Data pipelines are crucial to businesses for collecting, processing and analyzing data efficiently. However, building a data pipeline from scratch can be time-consuming, resource-intensive, and often requires technical expertise. That's where Dataiku, a leading no-code data platform, comes in. With its user-friendly interface, Dataiku empowers users of all technical levels to build data pipelines with ease.
Having used Dataiku on a daily basis for more than five months, I am convinced that it is an exceptional tool for quickly constructing exploratory pipelines. Its preview feature for transformation steps offers quick feedback, which enables simplifying the mental data model for the developer.
I will detail below how I connected Dataiku to an S3 bucket and perform some computations on the Iris dataset’s sepal and petal lengths with no-code.
Dataiku is a very intuitive no-code data platform.
When it comes to data platforms, there are two main capabilities needed to start working:
1. Data storage:
In Dataiku, this is the combination of Datasets, for which you can choose Connections. Connections are the way to connect to your data hosting systems. Datasets are the data tables themselves hence contains also the schemas, and are always plugged into a specific Connection. Once the Connection is setup, either as read or write, creating a Dataset in it is pretty straightforward.
2. Data processing:
This is called Recipe in Dataiku world. A Recipe is a fully customizable transformation engine, taking a dataset as input and transforming it into something “consumable”. You can see the recipe catalog as your toolbox to perform any no-code transformation that you want.
First, to begin with the pipeline, let’s setup the data source
For this tutorial, I used the Dataiku free edition available on the Dataiku website installed on my local machine. I won’t detail the installation here. Besides, I used my AWS account, for which the very few requests made during this tutorial to my S3 cost me nothing.
If you are not interested in connecting to AWS S3, you can just upload the CSV directly and skip this section.
In my AWS account, I first created a bucket and dumped inside the famous Iris Kaggle dataset, in its JSON format. If you intend to follow this tutorial, I suggest you do the same.
Then create a Group and a new policy to allow reading and writing on your bucket with “Create inline policy”:
Add List, Read, and Write to the policy, to allow Dataiku to use the bucket and its content:
After that, create a user in the newly created group:
For this user, go to the Security credentials section and create a new Access key. Copy the Access key and Secret as you will use it later.
Then, launch your local Dataiku instance, and go to the Administration panel to create a connection to a bucket in your AWS environment by clicking on New connection and selecting Amazon S3.
Setup the connection, including the Access key, the Secret, and the bucket name.
Also, use the SSE encryption in the connection setup:
Then, import the data from the bucket in Dataiku
Once the connection is created, it is very simple to create a dataset parsing the JSON from the bucket.
Click on create dataset from AWS S3:
Then choose the connection that was created above and select the file you want to read in a dataset called iris and click create.
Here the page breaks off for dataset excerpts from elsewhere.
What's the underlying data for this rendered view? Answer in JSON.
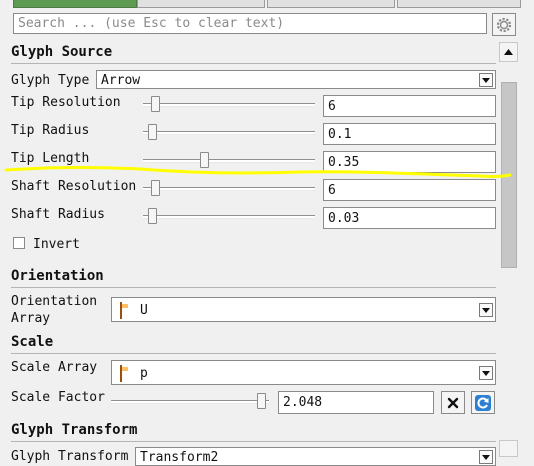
{
  "search": {
    "placeholder": "Search ... (use Esc to clear text)"
  },
  "sections": {
    "glyph_source": "Glyph Source",
    "orientation": "Orientation",
    "scale": "Scale",
    "glyph_transform": "Glyph Transform"
  },
  "glyph_type": {
    "label": "Glyph Type",
    "value": "Arrow"
  },
  "tip_resolution": {
    "label": "Tip Resolution",
    "value": "6",
    "slider_fraction": 0.05
  },
  "tip_radius": {
    "label": "Tip Radius",
    "value": "0.1",
    "slider_fraction": 0.03
  },
  "tip_length": {
    "label": "Tip Length",
    "value": "0.35",
    "slider_fraction": 0.35
  },
  "shaft_resolution": {
    "label": "Shaft Resolution",
    "value": "6",
    "slider_fraction": 0.05
  },
  "shaft_radius": {
    "label": "Shaft Radius",
    "value": "0.03",
    "slider_fraction": 0.03
  },
  "invert": {
    "label": "Invert",
    "checked": false
  },
  "orientation_array": {
    "label_line1": "Orientation",
    "label_line2": "Array",
    "value": "U"
  },
  "scale_array": {
    "label": "Scale Array",
    "value": "p"
  },
  "scale_factor": {
    "label": "Scale Factor",
    "value": "2.048",
    "slider_fraction": 0.98
  },
  "glyph_transform": {
    "label": "Glyph Transform",
    "value": "Transform2"
  },
  "colors": {
    "highlight": "#ffff00",
    "array_icon": "#e58a1e",
    "active_tab": "#5d9a52",
    "refresh_icon": "#2d7fd2"
  },
  "icons": [
    "gear-icon",
    "chevron-down-icon",
    "array-cube-icon",
    "clear-x-icon",
    "refresh-icon",
    "scroll-up-icon"
  ]
}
Explicitly specify the file to read so Dataiku will not try to read any other data you might store in this bucket later on:
After creating the dataset, you will be redirected to the dataset view. One thing Dataiku is doing well: reading multiple file formats, with very little overhead for the developer.
The length and widths should have a string type even if Dataiku infers their meaning as Decimal. In the settings of the Dataset, let’s just cast them as floats directly in the schema and save the setting:
Now, just enjoy playing with data thanks to Dataiku transformations
First, the goal is to compute the average of the lengths and widths
Go back to the flow view and select your dataset. Then choose a Group recipe. You can choose CSV storage for your data on the S3 connection for simplicity.
In the Group section of the recipe configuration, uncheck the count of occurrences within groups because you won’t need it. Select the average computation for all the metrics of each species.
And in the Output section, you can see the name of the newly created columns (you can even rename them). Then, click on run to build the dataset:
If you are following this tutorial and doing it at the same time: congratulations, you have just built your first Dataiku dataset !
Then, we want to have the average for each specimen of iris from my original dataset
Create a Join recipe to merge the means with the original dataset, using the species as key:
In the Group section of the join, make sure the key to join is the species, and that the left dataset was the initial one, then run the build:
And now, let’s compute the deviation from the average for each specimen:
From the new dataset, create a Prepare recipe: add a first deviation calculation, and the preview is instantly displayed in blue in the dataset. Most important, the preview can be displayed for each intermediary step within the recipe. Preview feature really simplifies the review of changes as you make them, because you can view the state after each step within the recipe. Once you have many steps, this becomes your best ally for debugging!
Then add the final transformations. Round the deviation, drop the mean columns, and move the species column in first position. Then click on run:
You can finally browse your preprocessed iris dataset in Dataiku. You could also get the CSV directly from the bucket!
Looks like the job is done!
Time to wrap up
Without a single line of code, we were able to connect to a S3 bucket to Dataiku and perform a few transformations, with a preview at each step. It took me around one hour to build this tutorial setup, which is quite fair compared to building from scratch a Python environment with an S3 connection, logic and tests. In addition, as a python developer, it was a relief, for once, not to worry about my environment, the libraries I would have to use or my linter to punish me for a missing docstring: transformations steps are quite self-documented!
However, the pipeline I presented was merely a basic and rudimentary exploration. In actual practice, software craftsmanship involves code reviews and testing as fundamental components. I have not yet discovered an effective method for conducting no-code reviews, and I have had lingering concerns about the possibility of causing unintentional damage to my pipeline at any moment. Consequently, I have come to the realization that Dataiku can be extremely valuable for data scientists who wish to explore datasets or for business teams who have limited coding abilities but wish to conduct mock-ups and prototypes with straightforward automation features.